Working with polbooks network, a directed graph from Books about US Politics Dataset, we produce node embeddings using Node2Vec and then evaluate their performance using them for Link Prediction and K-Means Clustering, with respect to the ground-truth communities given.
We'll apply all methods to the largest connected component of the graph and produce node embeddings (vector representations) using:
• (i) Node2Vec with q=2 and p=1
• (ii) Node2Vec with q=0.5 and p=1
• (iii) Node2Vec with q=1 and p=1
In all experiments we'll give 64 for embedding dimension. All the other parameters (num_wakls, workers, window, min_count, etc...) are kept stable and we can see the final values in the Python Notebook file.

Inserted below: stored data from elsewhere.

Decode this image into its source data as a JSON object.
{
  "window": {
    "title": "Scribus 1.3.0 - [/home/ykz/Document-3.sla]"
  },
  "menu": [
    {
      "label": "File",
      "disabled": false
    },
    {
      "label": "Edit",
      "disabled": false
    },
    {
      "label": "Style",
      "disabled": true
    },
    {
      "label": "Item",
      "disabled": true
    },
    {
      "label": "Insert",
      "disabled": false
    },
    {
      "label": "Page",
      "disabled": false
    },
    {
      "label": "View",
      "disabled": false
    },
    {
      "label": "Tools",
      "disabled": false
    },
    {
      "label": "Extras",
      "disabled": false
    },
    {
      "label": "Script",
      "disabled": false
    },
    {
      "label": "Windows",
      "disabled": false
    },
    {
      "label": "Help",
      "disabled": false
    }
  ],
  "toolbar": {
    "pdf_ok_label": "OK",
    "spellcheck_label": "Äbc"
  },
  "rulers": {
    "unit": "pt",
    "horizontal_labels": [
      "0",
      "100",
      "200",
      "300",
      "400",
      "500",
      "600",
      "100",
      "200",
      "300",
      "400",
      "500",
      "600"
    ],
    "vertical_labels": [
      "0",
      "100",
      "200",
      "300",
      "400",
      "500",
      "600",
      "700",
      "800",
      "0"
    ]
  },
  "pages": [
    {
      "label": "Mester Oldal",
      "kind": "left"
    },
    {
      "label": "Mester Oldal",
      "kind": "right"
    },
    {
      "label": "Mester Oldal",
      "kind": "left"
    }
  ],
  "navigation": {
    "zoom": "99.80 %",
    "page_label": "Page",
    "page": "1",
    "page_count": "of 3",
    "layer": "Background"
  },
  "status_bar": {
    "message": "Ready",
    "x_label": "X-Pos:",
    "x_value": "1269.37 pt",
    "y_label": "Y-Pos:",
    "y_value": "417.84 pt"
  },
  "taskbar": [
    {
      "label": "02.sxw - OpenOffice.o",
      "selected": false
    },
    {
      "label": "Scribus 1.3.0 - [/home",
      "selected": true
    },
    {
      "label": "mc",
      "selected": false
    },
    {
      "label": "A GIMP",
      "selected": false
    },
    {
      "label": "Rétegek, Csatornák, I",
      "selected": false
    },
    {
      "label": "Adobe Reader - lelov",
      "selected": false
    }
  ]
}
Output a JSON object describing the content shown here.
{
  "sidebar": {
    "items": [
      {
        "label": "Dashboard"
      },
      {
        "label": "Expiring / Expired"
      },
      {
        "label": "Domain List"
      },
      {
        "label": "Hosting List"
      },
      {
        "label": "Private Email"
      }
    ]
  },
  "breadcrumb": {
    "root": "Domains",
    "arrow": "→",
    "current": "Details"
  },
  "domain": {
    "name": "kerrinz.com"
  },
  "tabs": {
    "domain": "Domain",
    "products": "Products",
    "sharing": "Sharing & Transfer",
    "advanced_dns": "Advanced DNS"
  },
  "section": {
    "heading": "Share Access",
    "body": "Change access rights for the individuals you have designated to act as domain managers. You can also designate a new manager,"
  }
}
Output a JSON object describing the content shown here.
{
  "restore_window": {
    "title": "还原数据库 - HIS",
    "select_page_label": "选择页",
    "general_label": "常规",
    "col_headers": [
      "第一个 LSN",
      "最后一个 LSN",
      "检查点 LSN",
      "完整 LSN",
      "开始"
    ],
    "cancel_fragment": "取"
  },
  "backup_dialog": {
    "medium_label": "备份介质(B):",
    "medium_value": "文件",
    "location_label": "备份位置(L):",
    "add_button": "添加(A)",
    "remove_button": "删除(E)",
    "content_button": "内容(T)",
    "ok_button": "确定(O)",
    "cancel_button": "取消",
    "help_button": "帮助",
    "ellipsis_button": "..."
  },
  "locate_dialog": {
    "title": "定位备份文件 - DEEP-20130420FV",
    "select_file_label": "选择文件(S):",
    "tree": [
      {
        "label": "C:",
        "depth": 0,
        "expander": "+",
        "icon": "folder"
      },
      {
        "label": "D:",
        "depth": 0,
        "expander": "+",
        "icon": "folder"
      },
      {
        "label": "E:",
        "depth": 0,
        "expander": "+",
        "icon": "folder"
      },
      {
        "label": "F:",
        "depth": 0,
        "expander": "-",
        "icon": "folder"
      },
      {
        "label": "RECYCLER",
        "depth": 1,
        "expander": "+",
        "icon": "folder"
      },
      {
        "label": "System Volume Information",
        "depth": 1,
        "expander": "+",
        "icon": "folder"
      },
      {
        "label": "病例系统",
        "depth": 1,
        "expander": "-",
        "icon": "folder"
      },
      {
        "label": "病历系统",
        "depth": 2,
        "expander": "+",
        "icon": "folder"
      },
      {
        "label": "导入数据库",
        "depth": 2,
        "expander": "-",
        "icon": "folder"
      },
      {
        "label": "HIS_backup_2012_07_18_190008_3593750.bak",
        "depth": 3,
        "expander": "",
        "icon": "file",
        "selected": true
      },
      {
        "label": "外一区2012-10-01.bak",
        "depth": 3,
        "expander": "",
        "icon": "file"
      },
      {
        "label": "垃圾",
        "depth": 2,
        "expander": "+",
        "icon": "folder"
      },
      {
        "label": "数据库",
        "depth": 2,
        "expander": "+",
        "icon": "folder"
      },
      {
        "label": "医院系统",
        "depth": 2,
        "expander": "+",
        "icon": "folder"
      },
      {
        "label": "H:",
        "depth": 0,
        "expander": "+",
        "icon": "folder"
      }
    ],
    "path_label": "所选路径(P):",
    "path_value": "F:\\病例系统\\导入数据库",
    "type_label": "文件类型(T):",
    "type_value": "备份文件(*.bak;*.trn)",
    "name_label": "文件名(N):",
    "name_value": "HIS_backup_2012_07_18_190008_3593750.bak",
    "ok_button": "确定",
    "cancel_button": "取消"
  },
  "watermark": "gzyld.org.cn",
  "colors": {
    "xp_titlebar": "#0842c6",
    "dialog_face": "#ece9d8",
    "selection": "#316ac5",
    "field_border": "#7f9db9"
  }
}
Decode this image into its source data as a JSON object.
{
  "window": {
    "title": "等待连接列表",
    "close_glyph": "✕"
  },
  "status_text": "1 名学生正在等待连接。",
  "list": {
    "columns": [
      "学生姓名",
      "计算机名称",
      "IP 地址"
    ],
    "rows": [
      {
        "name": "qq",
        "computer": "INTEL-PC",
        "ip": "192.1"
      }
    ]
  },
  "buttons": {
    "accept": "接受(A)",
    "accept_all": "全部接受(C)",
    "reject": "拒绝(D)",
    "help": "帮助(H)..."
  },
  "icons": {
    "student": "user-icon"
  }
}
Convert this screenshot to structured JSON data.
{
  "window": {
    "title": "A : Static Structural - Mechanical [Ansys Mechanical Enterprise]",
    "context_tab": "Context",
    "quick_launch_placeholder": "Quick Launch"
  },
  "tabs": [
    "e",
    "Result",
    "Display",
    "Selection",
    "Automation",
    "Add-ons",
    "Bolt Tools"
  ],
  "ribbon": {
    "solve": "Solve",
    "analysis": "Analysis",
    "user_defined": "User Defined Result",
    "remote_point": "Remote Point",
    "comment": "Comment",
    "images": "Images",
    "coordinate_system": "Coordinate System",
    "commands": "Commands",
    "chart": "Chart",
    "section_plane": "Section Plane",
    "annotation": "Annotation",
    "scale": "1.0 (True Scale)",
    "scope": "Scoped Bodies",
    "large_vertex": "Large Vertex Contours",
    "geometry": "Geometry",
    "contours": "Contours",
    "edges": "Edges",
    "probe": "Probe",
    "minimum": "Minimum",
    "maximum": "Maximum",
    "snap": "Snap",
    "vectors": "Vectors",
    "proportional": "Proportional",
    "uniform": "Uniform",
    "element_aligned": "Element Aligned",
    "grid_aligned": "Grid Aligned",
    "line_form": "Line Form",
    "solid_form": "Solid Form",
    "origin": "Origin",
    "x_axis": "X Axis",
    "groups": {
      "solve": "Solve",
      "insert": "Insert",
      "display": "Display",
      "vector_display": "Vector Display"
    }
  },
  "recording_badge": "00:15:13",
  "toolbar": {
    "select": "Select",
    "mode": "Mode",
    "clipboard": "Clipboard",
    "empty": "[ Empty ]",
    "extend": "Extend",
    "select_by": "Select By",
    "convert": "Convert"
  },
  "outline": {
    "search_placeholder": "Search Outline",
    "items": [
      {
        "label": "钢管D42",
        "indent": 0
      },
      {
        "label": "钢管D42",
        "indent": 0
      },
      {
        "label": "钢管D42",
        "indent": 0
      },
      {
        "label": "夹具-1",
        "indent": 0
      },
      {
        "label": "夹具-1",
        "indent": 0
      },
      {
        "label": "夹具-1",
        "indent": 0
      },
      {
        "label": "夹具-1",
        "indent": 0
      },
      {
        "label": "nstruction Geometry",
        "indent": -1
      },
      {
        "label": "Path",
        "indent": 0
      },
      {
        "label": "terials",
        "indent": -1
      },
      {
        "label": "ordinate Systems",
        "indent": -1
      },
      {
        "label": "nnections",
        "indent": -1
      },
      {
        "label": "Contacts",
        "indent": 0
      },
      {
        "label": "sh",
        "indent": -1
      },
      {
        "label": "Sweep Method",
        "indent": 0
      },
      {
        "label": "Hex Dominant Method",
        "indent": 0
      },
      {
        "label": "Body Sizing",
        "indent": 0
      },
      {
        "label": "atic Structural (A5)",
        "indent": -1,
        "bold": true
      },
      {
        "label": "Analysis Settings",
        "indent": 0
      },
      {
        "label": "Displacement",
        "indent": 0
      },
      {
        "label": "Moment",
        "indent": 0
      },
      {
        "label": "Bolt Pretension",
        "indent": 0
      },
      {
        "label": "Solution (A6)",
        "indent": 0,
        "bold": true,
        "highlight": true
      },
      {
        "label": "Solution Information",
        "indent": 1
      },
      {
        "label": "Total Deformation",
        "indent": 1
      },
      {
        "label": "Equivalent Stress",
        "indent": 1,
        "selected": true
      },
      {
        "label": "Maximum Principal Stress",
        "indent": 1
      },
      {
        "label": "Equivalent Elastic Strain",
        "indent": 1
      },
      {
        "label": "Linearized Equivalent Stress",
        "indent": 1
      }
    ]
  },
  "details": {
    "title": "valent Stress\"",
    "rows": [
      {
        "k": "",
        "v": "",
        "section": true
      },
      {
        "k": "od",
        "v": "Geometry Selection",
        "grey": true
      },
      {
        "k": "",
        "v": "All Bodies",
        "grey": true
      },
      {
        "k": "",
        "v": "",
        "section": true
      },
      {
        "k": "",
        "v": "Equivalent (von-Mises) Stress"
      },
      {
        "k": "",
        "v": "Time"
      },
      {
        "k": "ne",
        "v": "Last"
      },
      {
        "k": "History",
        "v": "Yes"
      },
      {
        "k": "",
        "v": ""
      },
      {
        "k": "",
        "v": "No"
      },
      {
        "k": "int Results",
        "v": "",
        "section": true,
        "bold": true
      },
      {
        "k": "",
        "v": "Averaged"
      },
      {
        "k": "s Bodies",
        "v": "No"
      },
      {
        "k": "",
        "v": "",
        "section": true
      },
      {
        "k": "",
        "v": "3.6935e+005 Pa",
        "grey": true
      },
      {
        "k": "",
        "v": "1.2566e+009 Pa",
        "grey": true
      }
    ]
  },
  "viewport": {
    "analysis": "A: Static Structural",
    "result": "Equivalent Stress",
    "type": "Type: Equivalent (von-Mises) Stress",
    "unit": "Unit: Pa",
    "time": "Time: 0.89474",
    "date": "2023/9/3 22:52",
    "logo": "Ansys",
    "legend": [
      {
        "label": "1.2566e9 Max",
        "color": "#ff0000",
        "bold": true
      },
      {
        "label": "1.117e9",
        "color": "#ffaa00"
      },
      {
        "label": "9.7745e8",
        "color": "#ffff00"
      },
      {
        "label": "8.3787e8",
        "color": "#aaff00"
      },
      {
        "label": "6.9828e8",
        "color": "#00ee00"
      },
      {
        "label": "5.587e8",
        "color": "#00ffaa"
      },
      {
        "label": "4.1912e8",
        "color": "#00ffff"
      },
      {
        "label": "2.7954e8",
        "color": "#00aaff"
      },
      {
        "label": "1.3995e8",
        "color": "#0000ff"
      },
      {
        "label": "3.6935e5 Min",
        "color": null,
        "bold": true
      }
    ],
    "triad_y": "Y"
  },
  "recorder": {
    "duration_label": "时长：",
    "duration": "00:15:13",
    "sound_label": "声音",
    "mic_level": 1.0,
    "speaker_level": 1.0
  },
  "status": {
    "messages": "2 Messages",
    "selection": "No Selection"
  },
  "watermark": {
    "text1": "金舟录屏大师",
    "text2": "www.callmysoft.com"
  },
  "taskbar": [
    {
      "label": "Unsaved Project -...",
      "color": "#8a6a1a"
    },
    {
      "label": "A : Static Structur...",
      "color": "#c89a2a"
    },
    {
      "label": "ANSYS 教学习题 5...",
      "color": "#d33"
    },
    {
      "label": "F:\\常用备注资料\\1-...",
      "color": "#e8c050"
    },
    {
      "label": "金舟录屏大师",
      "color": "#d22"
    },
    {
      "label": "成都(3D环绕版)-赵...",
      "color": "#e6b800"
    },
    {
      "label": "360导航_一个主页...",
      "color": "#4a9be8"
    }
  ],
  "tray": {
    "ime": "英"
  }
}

• (i) Link Prediction. We measure Accuracy/Precision/Recall for Decision Trees, Naive Bayes, Gradient Boosting, k-NN and SVM.
• (ii) Clustering. We'll apply K-Means to the embeddings assuming K=3. We then measure Modularity and Purity. The t-SNE method is used for visualizing the vector representations of nodes in two dimensions, in order to compare the clustering results with the actual category of nodes - ground truth.
We'll summarize our results and comment them in the Report file.
This repository was initially created to store my personal python codes but also be available to others trying to build or understand something similar. The codes contained in this repo are made specifically for a Network Analysis and Web Mining course of my MSc program.
The .txt files that contain the networks used belong to their respective owners linked in this README file.